1. Push the envelope. Offering guests “something that they may not be able to receive elsewhere,” is always on top of Schultz’s resolution list. “For instance, you could probably call me a techno-geek — I love cutting-edge technology. I hope to create some new features to incorporate at all our locations as well as improve upon those that we already have,” he says.
2. More surprises. Fluxx nightclub in San Diego is known for its fluctuating themes that change every quarter.
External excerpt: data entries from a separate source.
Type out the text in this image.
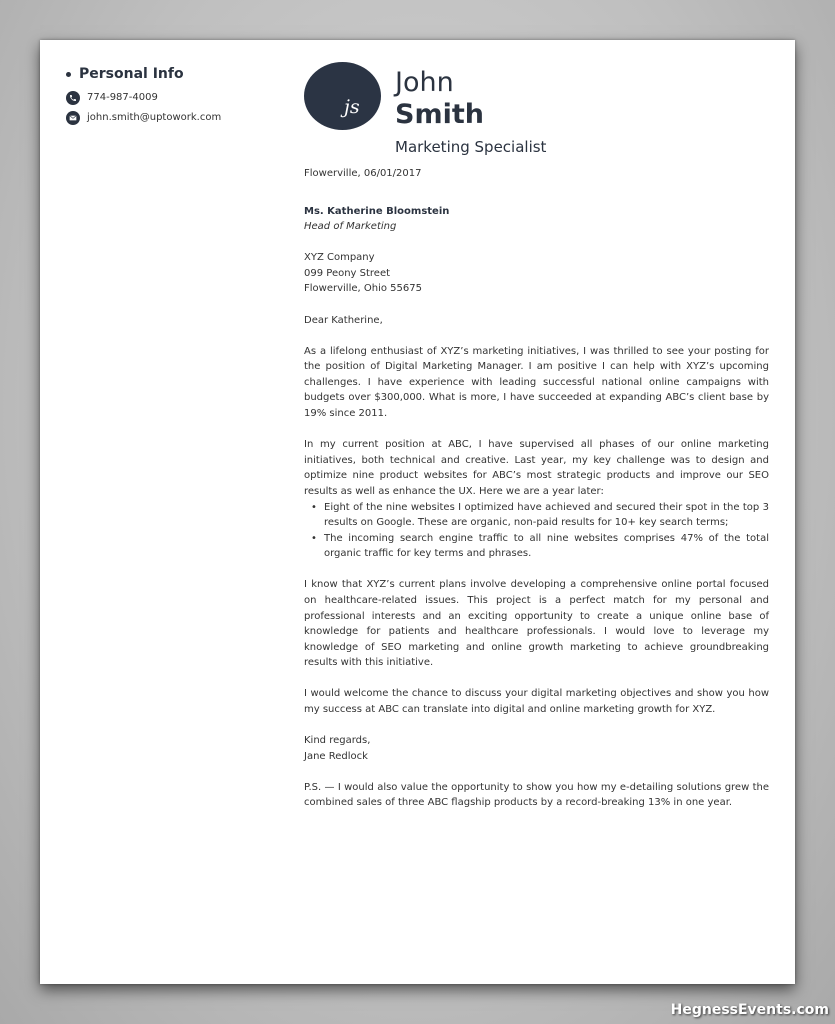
Personal Info
774-987-4009
john.smith@uptowork.com	js
John
Smith
Marketing Specialist

Flowerville, 06/01/2017

Ms. Katherine Bloomstein

Head of Marketing

XYZ Company

099 Peony Street

Flowerville, Ohio 55675

Dear Katherine,

As a lifelong enthusiast of XYZ’s marketing initiatives, I was thrilled to see your posting for the position of Digital Marketing Manager. I am positive I can help with XYZ’s upcoming challenges. I have experience with leading successful national online campaigns with budgets over $300,000. What is more, I have succeeded at expanding ABC’s client base by 19% since 2011.

In my current position at ABC, I have supervised all phases of our online marketing initiatives, both technical and creative. Last year, my key challenge was to design and optimize nine product websites for ABC’s most strategic products and improve our SEO results as well as enhance the UX. Here we are a year later:

• Eight of the nine websites I optimized have achieved and secured their spot in the top 3 results on Google. These are organic, non-paid results for 10+ key search terms;
• The incoming search engine traffic to all nine websites comprises 47% of the total organic traffic for key terms and phrases.

I know that XYZ’s current plans involve developing a comprehensive online portal focused on healthcare-related issues. This project is a perfect match for my personal and professional interests and an exciting opportunity to create a unique online base of knowledge for patients and healthcare professionals. I would love to leverage my knowledge of SEO marketing and online growth marketing to achieve groundbreaking results with this initiative.

I would welcome the chance to discuss your digital marketing objectives and show you how my success at ABC can translate into digital and online marketing growth for XYZ.

Kind regards,

Jane Redlock

P.S. — I would also value the opportunity to show you how my e-detailing solutions grew the combined sales of three ABC flagship products by a record-breaking 13% in one year.

HegnessEvents.com
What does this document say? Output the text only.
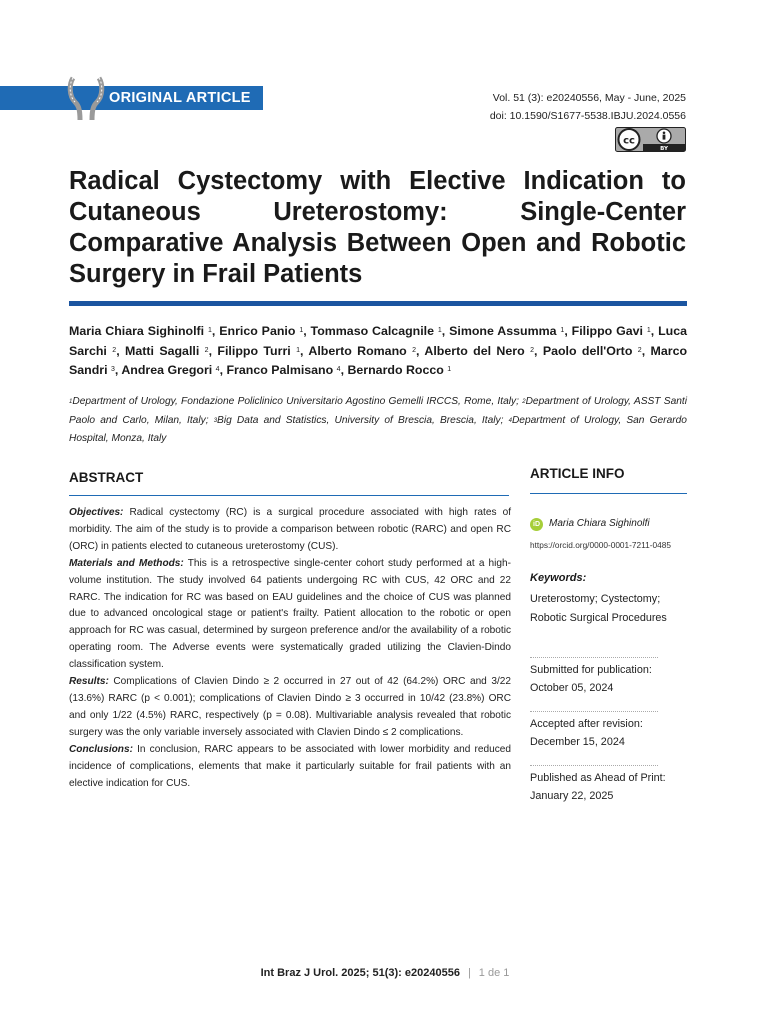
ORIGINAL ARTICLE	Vol. 51 (3): e20240556, May - June, 2025
doi: 10.1590/S1677-5538.IBJU.2024.0556
cc
BY
Radical Cystectomy with Elective Indication to Cutaneous Ureterostomy: Single-Center Comparative Analysis Between Open and Robotic Surgery in Frail Patients
Maria Chiara Sighinolfi $^1$, Enrico Panio $^1$, Tommaso Calcagnile $^1$, Simone Assumma $^1$, Filippo Gavi $^1$, Luca Sarchi $^2$, Matti Sagalli $^2$, Filippo Turri $^1$, Alberto Romano $^2$, Alberto del Nero $^2$, Paolo dell'Orto $^2$, Marco Sandri $^3$, Andrea Gregori $^4$, Franco Palmisano $^4$, Bernardo Rocco $^1$
$^1$Department of Urology, Fondazione Policlinico Universitario Agostino Gemelli IRCCS, Rome, Italy; $^2$Department of Urology, ASST Santi Paolo and Carlo, Milan, Italy; $^3$Big Data and Statistics, University of Brescia, Brescia, Italy; $^4$Department of Urology, San Gerardo Hospital, Monza, Italy
ABSTRACT
Objectives: Radical cystectomy (RC) is a surgical procedure associated with high rates of morbidity. The aim of the study is to provide a comparison between robotic (RARC) and open RC (ORC) in patients elected to cutaneous ureterostomy (CUS).
Materials and Methods: This is a retrospective single-center cohort study performed at a high-volume institution. The study involved 64 patients undergoing RC with CUS, 42 ORC and 22 RARC. The indication for RC was based on EAU guidelines and the choice of CUS was planned due to advanced oncological stage or patient's frailty. Patient allocation to the robotic or open approach for RC was casual, determined by surgeon preference and/or the availability of a robotic operating room. The Adverse events were systematically graded utilizing the Clavien-Dindo classification system.
Results: Complications of Clavien Dindo ≥ 2 occurred in 27 out of 42 (64.2%) ORC and 3/22 (13.6%) RARC (p < 0.001); complications of Clavien Dindo ≥ 3 occurred in 10/42 (23.8%) ORC and only 1/22 (4.5%) RARC, respectively (p = 0.08). Multivariable analysis revealed that robotic surgery was the only variable inversely associated with Clavien Dindo ≤ 2 complications.
Conclusions: In conclusion, RARC appears to be associated with lower morbidity and reduced incidence of complications, elements that make it particularly suitable for frail patients with an elective indication for CUS.
ARTICLE INFO
iD Maria Chiara Sighinolfi
https://orcid.org/0000-0001-7211-0485
Keywords:
Ureterostomy; Cystectomy;
Robotic Surgical Procedures
Submitted for publication:
October 05, 2024
Accepted after revision:
December 15, 2024
Published as Ahead of Print:
January 22, 2025
Int Braz J Urol. 2025; 51(3): e20240556 | 1 de 1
Next year, “we have some exciting things already in the works for 2014, and we hope to continue to surprise our guests with the size and detail of our changing themes,” says Dave Renzella, partner and co-founder of Fluxx parent company RMD Group.
3. Elevate successful programs. “Our goal is to continue to bring a sought-after party scene to downtown San Diego for our regulars and visitors,” explains Mike Georgopoulos, co-founder of RMD Group, says of San Diego nightclub Side Bar. That means focusing on Side Bar’s successful Industry Night on Wednesdays. “We want to remain an industry favorite in 2014 and beyond,” he adds. In addition, Georgopoulos said Side Bar spent 2013 elevating its bar program by offering craft cocktails. “We plan to continue this in 2014 with some new creations and unique bottle service ideas,” he says.
4. Connecting with the community. The Grid Owners Jeff Krogh and Steve Tavoso reopened the upstairs of the restaurant to provide an intimate, relaxed space for its loyal neighborhood clientele. “In the coming year, we hope to continue to focus on the quality of the food, make service more stellar than it has ever been and create events that lend themselves to local business and the interests of our customers,” Krogh says.
5. Serve more than one audience. Attic, a nightclub in Chicago, redesigned its upstairs club “in hopes of giving Chicago a space for multiple entertainment options,” says Kyle Badgley, owner of American Junkie and Attic. “In the coming year, we will continue to focus on the highest quality food, make our service exceptional, and create corporate and special events that lend themselves well to local business and the interests of our customers.”
6. Utilize talent. Addiction Nightclub had an amazing year in 2013, explains Adrian Jennison, director of nightlife at The Modern Honolulu. After celebrating its second anniversary, Addiction continues to get better with age, he says. Looking ahead, Jennison plans on bringing in more DJs from all over the world as well as looking into “unique concepts” to keep things innovative.
7. Come around to social media. Mike Jannusch said 2014 is the year that he steps up the social media strategy at Sedgwick's. For example, he hired a public-relations company to help create more of a presence and tracking information on Facebook and Twitter. “It’s one of our goals to build that base up to getting more views and tracking that information and following up on it,” he says. Although Jannusch is using social media, he wants to use it more efficiently in order to see "if the effort we’re putting in is actually doing something,” he adds.
8. Be sustainable. Leigh Maida, owner of four bars in the Philadelphia area wants to spend more time helping the environment. Her plan for 2014 involves composting more, growing more food in the backyard gardens and working with a food-share program to “get leftovers into hungry hands that can use them,” she says.